A: Eventually, we think there could be autonomous vehicles within the community so we’re doing everything we can to continue to sync up our signals and how our city works. I always tease the traffic guys if they can make the lights automatic so when I come to work in the morning, it goes off each time.
That’s where we’re going. How many people are coming to work in one direction? Can we do it with the ebb and flow of how that works? What that does is having actual monitors in every intersection throughout the community so you know what’s going on so if there’s a traffic jam, you can direct traffic. If there’s something else going on in the community, you can help.
We’re looking at different ways that automation will really help us make the urban experience better for people and not have follow-ups that happen if you don’t know what’s going on in that area. Now, sometimes, if there’s a problem in part of the city, we have to send someone out to look at it. Our pumps in the flood fight right now are all running but we still have someone to drive around to check them all the time. It would be great to have something that’s all automatic.

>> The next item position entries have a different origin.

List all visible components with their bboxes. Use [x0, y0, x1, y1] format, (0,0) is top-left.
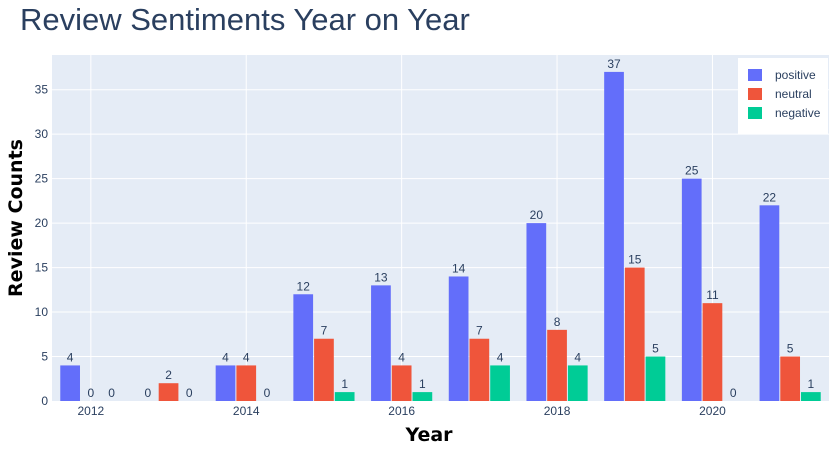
legend-swatch-negative [748, 107, 762, 119]
bar-neutral-2021 [780, 356, 801, 401]
bar-positive-2012 [60, 365, 80, 401]
data-label-positive-2013: 0 [144, 386, 151, 400]
bar-neutral-2016 [391, 365, 412, 401]
bar-negative-2016 [412, 392, 433, 401]
bar-neutral-2018 [547, 329, 567, 401]
bar-neutral-2020 [702, 303, 723, 401]
bar-positive-2014 [215, 365, 236, 401]
data-label-positive-2014: 4 [222, 350, 229, 364]
data-label-negative-2013: 0 [186, 386, 193, 400]
bar-negative-2018 [567, 365, 588, 401]
bar-positive-2019 [604, 71, 624, 401]
data-label-negative-2015: 1 [341, 377, 348, 391]
data-label-negative-2021: 1 [808, 377, 815, 391]
bar-neutral-2014 [236, 365, 257, 401]
legend-swatch-neutral [748, 88, 762, 100]
bar-positive-2021 [759, 205, 780, 401]
y-axis-title: Review Counts [5, 139, 27, 297]
data-label-positive-2021: 22 [763, 190, 777, 204]
y-tick-label: 35 [35, 83, 49, 97]
x-tick-label: 2012 [77, 404, 104, 418]
data-label-positive-2017: 14 [452, 261, 466, 275]
y-tick-label: 25 [35, 172, 49, 186]
bar-positive-2016 [371, 285, 391, 401]
data-label-positive-2015: 12 [297, 279, 311, 293]
legend[interactable]: positive neutral negative [738, 58, 828, 134]
data-label-neutral-2013: 2 [165, 368, 172, 382]
data-label-negative-2016: 1 [419, 377, 426, 391]
data-label-neutral-2017: 7 [476, 324, 483, 338]
y-tick-label: 0 [41, 394, 48, 408]
data-label-positive-2019: 37 [607, 57, 621, 71]
data-label-positive-2012: 4 [67, 350, 74, 364]
data-label-neutral-2021: 5 [787, 342, 794, 356]
bar-neutral-2015 [314, 338, 334, 401]
data-label-neutral-2019: 15 [628, 253, 642, 267]
data-label-positive-2020: 25 [685, 164, 699, 178]
data-label-neutral-2014: 4 [243, 350, 250, 364]
data-label-negative-2014: 0 [264, 386, 271, 400]
y-tick-label: 30 [35, 127, 49, 141]
data-label-positive-2018: 20 [530, 208, 544, 222]
y-tick-label: 15 [35, 261, 49, 275]
bar-positive-2017 [448, 276, 469, 401]
data-label-negative-2020: 0 [730, 386, 737, 400]
data-label-neutral-2018: 8 [554, 315, 561, 329]
bar-positive-2015 [293, 294, 314, 401]
legend-swatch-positive [748, 69, 762, 81]
data-label-neutral-2016: 4 [398, 350, 405, 364]
legend-label-negative: negative [775, 106, 821, 120]
x-tick-label: 2020 [699, 404, 726, 418]
y-axis-ticks: 0 5 10 15 20 25 30 35 [35, 83, 49, 408]
y-tick-label: 5 [41, 350, 48, 364]
bar-positive-2018 [526, 223, 547, 401]
x-axis-ticks: 2012 2014 2016 2018 2020 [77, 404, 726, 418]
bars [60, 71, 821, 401]
data-label-neutral-2020: 11 [706, 288, 719, 302]
bar-neutral-2013 [158, 383, 179, 401]
data-label-positive-2016: 13 [374, 270, 388, 284]
bar-negative-2019 [645, 356, 666, 401]
chart-title: Review Sentiments Year on Year [20, 2, 470, 37]
x-tick-label: 2014 [233, 404, 260, 418]
x-tick-label: 2016 [388, 404, 415, 418]
bar-negative-2021 [801, 392, 821, 401]
data-label-neutral-2015: 7 [321, 324, 328, 338]
data-label-negative-2012: 0 [108, 386, 115, 400]
x-tick-label: 2018 [544, 404, 571, 418]
bar-negative-2017 [490, 365, 510, 401]
data-label-negative-2017: 4 [497, 350, 504, 364]
bar-positive-2020 [681, 178, 702, 401]
bar-neutral-2019 [624, 267, 645, 401]
x-axis-title: Year [404, 424, 453, 446]
bar-neutral-2017 [469, 338, 490, 401]
data-label-neutral-2012: 0 [88, 386, 95, 400]
data-label-negative-2018: 4 [574, 350, 581, 364]
legend-label-neutral: neutral [775, 87, 812, 101]
bar-negative-2015 [334, 392, 355, 401]
y-tick-label: 20 [35, 216, 49, 230]
data-label-negative-2019: 5 [652, 342, 659, 356]
y-tick-label: 10 [35, 305, 49, 319]
legend-label-positive: positive [775, 68, 816, 82]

Q: How far do you think we are away from that kind of future?
A: The governor thinks it’s 10 years. We think it’s going to be a little bit longer than that. We still think most farmers and urban people like to drive a car. We still think we’re a little bit behind to how people will adapt to that. A lot of millennials in town, however, are a little bit different. They take a bike, walk or take an Uber so we’re starting to transition to that younger group who says, ‘Hey, I don’t need my own car.’
Q: When people think of automation, most people think of jobs being replaced. How should we be looking at and embracing this technology?

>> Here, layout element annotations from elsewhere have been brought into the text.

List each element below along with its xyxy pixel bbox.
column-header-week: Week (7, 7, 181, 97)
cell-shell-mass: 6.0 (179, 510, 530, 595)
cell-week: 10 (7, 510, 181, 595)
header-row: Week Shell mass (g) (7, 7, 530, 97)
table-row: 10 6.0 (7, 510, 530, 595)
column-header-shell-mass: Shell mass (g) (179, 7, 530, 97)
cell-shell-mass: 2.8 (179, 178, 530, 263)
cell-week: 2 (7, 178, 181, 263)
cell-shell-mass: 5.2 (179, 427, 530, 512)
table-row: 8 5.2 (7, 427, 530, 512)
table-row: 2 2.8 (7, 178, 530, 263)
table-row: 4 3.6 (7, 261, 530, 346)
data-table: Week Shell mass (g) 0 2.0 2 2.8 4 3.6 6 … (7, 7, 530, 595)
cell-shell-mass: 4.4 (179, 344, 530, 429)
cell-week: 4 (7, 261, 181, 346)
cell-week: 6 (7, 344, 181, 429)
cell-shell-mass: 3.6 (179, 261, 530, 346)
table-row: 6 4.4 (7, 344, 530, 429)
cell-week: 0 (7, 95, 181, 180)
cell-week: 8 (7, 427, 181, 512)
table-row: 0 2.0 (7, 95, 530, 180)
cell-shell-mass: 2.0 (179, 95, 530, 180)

A: We had a company come to us that’s going to expand their plant. They make T-shirts, logos and those types of things. Yes, they’re going to more automation but they’re then going to go to a higher wage for the employees so the employees are going to have to know how to run the computerized models that come out. I think what will happen is that we’ll have fewer people doing certain jobs but we will see, in the future, better-paying jobs, jobs that will probably be a little more exciting for the people and will combine their mental skills along with their manual skills. We’ll have a step up for people.
Q: According to a Northwestern report (see sidebar), smaller cities will be more affected by automation than larger cities. Should this scare Fargo?
A: We know this is going to happen so in our garbage disposal area, we just have two men on a truck and a lot of backend users as well because there’s a lot of manual labor there. Now we’ve converted over to an automatic garbage truck that picks up the garbage can and puts it in the truck. We have a lot fewer injuries but we have a lot more efficiency. We see some of the automation as it can help us become more efficient in the city and also bring up different jobs that people would have in managing – managing people, managing decision making and managing growth about where we’re going to go in the future.
We see it as a Catch 22 so in some ways, it’ll be helpful and hopefully have more jobs that are exciting within the community. But, in the same way, there will be some efficiency that will decrease the cost for everybody.
Q: One of the cities and the state’s biggest problems is workforce. Automation can help solve our workforce shortage. What are your thoughts on that?
A: When I talk to other mayors across the country, they all have trouble with workforce. A lot of our kids want to go to college but do they need to go to college? Could we train them in a different way for a different job that they would find just as much satisfaction in and have a good wage? We think the challenge and the future for all the cities are how to attract the workforce to come to the community.
Right now, Fargo is attracting young people. Millennials like the feel and atmosphere of the community and we want to continue that. To me, that’s having young bright people trying to figure out better ways of doing things. We feel, in a lot of ways that would attract a group of people that will be a lot of fun to have in the community to help us continue to grow.